The strategy to retain and acquire new students is diverse and complicated – and in many cases, antiquated. How quickly colleges and universities are adopting the best practices found in customer acquisition in Corporate America is essential to their ability not only to compete, but to survive.

Like many corporate behemoths that didn’t successfully transition into the post-digital era – such as Blackberry, Blockbuster, Sears, and Compaq – some colleges and universities will suffer the same fate if they don’t fully modernize and empower their Strategic Enrollment Management practice.

Institutions of Higher Ed have long been overly-conservative with their strategic enrollment and communications practices. This one-size-fits-all “Clock Tower” approach is antiquated, stodgy and disconnected with prospective students and younger generations who seek authentic messaging and connections from brands. The landscape is so flooded with traditional ivy logos and generic inspirational messages that it’s become nearly impossible for a prospective student to grasp what a college truly stands for and represents. It’s time for colleges to take more risks with their enrollment marketing; it’s time we see their unique values and cultures come to life.

The good news is there is lots of room to grow – and it starts with better branding and storytelling—the process through which brand identity is built. A college’s brand identity is what makes it instantly recognizable to students, alumni, and the general public. That identity determines how the institution is perceived and forges the connection between a university and its support base. It’s the special sauce that expresses its culture of opportunity and distinguishes it from the 4,000+ colleges and universities throughout the nation.

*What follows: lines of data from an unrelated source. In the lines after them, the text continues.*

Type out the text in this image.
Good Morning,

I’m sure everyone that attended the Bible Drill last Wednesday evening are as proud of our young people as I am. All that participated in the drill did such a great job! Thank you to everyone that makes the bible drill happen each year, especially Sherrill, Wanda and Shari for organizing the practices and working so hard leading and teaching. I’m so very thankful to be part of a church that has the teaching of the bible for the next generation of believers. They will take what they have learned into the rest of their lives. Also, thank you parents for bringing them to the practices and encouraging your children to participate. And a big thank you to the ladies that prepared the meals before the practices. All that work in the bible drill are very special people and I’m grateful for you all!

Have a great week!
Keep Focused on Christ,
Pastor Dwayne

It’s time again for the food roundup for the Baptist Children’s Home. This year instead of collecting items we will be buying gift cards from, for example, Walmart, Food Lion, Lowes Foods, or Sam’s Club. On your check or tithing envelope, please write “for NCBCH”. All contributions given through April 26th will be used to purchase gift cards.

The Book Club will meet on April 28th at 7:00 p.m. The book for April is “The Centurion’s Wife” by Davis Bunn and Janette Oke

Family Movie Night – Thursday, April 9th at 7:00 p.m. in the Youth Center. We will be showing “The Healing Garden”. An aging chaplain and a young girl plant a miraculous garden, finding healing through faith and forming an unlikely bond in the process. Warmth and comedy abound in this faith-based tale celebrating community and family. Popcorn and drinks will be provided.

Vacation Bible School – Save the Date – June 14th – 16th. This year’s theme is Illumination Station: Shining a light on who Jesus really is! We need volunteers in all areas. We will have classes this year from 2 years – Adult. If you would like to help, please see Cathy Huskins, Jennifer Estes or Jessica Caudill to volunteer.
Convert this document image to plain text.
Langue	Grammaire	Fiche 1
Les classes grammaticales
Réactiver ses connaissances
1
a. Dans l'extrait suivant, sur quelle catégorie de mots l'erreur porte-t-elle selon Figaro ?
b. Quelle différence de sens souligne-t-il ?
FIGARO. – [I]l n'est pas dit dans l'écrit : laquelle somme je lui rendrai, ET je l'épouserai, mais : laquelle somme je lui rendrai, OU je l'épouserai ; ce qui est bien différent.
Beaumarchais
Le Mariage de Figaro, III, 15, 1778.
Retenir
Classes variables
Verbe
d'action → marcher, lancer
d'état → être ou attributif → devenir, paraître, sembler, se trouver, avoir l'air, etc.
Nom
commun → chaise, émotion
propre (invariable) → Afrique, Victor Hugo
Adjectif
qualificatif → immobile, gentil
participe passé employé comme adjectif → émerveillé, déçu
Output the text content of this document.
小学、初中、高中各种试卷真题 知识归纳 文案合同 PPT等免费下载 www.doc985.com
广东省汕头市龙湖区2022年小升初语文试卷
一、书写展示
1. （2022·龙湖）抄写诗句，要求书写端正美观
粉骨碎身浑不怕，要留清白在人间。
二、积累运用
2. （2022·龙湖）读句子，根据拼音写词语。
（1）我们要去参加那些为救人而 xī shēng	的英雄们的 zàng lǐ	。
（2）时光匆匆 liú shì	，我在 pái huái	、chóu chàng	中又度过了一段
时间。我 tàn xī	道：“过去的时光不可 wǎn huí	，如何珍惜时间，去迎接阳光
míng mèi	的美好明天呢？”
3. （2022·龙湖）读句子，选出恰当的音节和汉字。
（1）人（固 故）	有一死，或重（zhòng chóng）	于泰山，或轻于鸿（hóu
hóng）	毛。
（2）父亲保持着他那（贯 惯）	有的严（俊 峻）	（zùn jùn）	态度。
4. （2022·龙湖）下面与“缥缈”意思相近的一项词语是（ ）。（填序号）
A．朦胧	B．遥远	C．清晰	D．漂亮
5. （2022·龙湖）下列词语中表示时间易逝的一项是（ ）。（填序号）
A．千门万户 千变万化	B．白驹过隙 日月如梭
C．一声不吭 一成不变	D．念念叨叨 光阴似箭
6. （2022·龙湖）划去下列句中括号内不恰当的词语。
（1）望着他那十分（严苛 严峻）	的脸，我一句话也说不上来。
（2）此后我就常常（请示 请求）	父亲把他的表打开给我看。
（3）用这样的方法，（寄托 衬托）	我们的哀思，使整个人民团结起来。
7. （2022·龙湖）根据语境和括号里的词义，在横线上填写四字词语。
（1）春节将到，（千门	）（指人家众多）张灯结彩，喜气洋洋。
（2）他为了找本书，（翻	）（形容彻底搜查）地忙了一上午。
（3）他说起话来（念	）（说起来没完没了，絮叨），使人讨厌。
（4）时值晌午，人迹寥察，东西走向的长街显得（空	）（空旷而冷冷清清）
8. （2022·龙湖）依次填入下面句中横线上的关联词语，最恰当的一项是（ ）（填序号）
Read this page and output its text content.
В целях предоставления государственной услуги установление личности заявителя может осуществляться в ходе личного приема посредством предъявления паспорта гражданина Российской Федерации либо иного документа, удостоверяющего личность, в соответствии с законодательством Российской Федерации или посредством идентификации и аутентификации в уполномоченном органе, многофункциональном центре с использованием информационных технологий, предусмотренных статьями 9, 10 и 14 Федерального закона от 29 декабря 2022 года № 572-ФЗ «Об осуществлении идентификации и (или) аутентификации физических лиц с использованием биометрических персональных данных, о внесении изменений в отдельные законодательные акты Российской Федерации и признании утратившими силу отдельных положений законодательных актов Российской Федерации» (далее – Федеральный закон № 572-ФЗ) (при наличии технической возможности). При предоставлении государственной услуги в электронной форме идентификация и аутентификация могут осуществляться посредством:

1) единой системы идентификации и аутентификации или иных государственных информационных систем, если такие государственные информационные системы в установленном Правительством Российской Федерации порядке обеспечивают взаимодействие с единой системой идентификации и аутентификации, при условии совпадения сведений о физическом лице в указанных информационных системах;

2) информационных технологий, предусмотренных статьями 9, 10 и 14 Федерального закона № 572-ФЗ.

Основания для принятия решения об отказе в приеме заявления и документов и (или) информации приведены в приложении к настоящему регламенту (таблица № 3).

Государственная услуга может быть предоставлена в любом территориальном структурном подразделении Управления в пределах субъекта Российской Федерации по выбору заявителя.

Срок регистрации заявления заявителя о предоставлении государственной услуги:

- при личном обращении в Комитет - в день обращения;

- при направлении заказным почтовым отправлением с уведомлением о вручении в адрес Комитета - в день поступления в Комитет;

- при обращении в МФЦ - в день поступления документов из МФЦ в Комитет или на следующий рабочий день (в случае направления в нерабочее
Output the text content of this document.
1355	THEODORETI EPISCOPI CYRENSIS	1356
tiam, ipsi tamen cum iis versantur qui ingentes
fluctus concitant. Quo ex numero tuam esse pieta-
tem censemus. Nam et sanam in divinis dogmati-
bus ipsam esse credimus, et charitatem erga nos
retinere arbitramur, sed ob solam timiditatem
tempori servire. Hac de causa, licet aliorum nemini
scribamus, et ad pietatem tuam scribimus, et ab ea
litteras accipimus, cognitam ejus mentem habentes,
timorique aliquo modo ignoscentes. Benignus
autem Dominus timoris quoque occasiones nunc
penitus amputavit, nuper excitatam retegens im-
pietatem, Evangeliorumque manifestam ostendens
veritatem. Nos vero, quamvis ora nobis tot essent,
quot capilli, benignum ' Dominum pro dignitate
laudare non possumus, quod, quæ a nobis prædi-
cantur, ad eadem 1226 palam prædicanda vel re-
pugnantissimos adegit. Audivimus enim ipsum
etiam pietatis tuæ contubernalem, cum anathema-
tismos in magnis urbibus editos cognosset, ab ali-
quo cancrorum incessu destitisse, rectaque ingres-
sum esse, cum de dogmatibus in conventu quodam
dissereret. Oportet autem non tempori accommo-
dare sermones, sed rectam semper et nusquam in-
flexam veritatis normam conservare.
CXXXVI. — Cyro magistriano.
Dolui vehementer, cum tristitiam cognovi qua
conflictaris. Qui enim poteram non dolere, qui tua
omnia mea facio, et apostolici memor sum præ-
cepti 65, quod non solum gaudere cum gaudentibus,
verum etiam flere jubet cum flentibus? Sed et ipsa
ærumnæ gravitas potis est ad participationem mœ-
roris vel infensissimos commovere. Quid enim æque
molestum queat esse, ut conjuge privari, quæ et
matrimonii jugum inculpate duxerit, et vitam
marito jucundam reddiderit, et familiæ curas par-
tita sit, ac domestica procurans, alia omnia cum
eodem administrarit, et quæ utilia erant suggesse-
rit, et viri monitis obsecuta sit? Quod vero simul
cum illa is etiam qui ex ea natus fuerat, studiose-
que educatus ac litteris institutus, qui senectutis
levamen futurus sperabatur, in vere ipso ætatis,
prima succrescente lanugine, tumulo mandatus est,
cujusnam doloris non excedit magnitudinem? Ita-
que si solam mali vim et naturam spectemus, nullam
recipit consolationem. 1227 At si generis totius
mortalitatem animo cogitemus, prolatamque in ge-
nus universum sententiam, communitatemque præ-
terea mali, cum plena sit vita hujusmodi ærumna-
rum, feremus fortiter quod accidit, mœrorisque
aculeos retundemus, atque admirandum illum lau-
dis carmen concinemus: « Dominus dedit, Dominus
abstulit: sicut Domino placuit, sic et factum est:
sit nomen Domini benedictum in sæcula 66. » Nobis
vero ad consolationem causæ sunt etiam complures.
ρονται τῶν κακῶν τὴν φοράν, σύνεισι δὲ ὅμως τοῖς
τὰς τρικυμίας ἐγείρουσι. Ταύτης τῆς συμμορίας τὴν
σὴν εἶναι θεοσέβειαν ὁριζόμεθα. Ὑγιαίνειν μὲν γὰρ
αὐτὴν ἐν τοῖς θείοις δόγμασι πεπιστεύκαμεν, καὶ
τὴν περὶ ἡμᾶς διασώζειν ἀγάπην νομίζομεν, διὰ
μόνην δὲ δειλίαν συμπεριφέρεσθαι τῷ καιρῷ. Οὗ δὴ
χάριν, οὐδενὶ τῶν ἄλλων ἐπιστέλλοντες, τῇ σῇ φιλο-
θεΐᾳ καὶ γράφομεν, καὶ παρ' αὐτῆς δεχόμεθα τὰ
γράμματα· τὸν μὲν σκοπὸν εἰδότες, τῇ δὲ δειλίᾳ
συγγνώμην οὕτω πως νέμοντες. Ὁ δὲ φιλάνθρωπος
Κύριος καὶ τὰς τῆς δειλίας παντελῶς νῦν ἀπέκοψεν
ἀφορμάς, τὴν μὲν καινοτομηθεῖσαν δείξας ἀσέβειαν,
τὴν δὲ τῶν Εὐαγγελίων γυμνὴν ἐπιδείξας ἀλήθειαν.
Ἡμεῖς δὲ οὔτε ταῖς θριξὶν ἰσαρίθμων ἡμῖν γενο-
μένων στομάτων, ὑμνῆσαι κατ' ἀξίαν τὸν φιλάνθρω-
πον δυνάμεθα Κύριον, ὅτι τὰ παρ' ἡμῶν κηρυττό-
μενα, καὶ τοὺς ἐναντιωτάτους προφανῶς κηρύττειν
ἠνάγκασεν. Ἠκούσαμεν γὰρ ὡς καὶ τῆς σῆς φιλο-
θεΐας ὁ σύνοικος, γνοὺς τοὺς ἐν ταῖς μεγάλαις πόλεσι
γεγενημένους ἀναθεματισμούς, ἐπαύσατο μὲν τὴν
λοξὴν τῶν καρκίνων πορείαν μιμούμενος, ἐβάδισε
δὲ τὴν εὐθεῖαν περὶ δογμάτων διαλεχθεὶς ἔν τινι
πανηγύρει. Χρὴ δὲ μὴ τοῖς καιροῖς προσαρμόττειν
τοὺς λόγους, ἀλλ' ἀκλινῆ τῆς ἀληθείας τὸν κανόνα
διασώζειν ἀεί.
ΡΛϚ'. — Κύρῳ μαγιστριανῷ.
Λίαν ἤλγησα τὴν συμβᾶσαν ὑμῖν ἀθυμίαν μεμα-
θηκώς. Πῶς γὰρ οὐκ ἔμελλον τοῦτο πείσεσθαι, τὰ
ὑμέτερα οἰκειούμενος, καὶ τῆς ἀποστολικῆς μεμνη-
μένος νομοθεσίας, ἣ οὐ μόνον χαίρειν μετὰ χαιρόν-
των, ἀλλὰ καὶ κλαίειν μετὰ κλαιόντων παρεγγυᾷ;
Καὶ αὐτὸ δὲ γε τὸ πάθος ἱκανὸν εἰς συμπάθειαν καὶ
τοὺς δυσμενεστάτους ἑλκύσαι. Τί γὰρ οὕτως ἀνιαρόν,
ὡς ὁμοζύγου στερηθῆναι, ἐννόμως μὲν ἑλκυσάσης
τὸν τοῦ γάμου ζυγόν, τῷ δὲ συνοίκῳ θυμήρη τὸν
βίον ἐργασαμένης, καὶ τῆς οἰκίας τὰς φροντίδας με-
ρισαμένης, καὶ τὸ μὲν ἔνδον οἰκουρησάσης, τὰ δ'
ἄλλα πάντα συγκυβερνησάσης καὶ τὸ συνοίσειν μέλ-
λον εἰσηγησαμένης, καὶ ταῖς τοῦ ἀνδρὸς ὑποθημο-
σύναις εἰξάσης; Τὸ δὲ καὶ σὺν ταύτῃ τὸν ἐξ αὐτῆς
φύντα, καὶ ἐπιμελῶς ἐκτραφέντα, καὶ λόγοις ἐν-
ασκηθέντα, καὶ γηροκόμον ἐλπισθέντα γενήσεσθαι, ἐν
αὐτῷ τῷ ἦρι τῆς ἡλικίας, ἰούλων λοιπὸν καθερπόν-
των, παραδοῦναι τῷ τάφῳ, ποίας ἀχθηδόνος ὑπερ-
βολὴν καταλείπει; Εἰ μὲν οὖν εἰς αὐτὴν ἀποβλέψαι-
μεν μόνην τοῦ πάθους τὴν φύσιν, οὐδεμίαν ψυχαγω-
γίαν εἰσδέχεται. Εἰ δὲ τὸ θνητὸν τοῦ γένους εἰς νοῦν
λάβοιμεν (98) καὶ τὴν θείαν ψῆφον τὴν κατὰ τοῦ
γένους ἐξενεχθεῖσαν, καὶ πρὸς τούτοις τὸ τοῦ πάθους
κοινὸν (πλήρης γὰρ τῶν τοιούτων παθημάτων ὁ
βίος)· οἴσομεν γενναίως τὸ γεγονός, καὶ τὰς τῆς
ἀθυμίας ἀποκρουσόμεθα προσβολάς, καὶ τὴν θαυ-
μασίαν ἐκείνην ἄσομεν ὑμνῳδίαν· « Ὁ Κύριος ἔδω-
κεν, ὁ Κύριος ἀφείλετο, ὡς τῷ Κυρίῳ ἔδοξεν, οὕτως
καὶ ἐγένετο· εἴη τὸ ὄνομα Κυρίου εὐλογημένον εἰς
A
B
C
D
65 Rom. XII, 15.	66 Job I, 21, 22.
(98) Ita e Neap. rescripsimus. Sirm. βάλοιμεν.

“Enrollment management has always employed marketing strategy as part of student recruitment, but increasingly, especially at institutions that are highly tuition-dependent, the overall institutional marketing strategy has to be completely in sync with enrollment goals and objectives. As marketing evolves to include brand marketing, one-to-one relationship marketing, social media marketing, and word-of-mouth marketing, and as institutional visibility, recognition, brand identity, and competitive market position play an increasingly prevalent role in enrollment success,” says Donald Hossler, Executive Director of the National Student Clearinghouse Research Center.

It is vital that EM practitioners become expert brand strategists and brand marketers in order to successful leverage the assets of the college or university, effectively communicating and swaying consumers to become stronger net promoters.  If this is done well, the negative demographic trends of declining enrollment and the speculative attitudes toward higher education of the new generation can be reversed or at least mitigated.